Have you heard of this?
A lotus birth is where a baby and placenta remain attached after birth until the umbilical cord drops off naturally. This usually means a week of carrying baby and placenta around. Apparently you wash and dry it after arrival and wrap the placenta in a cloth or a container. You also have the option of salting the placenta or using rosemary powder instead.
I was curious about what the benefit of this particular practice was so I did a bit of research.
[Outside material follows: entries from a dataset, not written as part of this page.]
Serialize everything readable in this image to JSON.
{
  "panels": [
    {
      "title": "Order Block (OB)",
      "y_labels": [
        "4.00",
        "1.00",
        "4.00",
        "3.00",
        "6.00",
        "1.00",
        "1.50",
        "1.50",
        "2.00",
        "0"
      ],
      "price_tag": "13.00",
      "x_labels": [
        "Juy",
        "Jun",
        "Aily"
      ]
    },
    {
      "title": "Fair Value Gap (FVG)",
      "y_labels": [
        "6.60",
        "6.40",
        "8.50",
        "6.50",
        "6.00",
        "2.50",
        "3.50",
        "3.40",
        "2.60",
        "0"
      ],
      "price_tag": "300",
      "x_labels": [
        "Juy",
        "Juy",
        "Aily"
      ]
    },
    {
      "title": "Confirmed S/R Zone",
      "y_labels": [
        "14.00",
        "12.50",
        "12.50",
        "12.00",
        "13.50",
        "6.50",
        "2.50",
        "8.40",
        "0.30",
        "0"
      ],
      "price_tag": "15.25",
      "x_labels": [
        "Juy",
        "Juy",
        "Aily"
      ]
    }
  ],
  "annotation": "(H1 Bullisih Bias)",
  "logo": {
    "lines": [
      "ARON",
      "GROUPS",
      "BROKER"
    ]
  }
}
According to Dr Sarah Buckley an advocate of the process, the purposes includes: “allowing the baby to slowly and gently let go of his/her attachment to the mother’s body.” However other medical practitioners have opposed the practice as well. My own issue with this is that I really had enough to do looking after the needs of my baby without having something else to look after as well. However according the idea of a lotus birth it is meant to make you slow down and become more contemplative.
Did you keep your placenta or do anything special with it after you had your baby? What do you think of the idea of a lotus birth?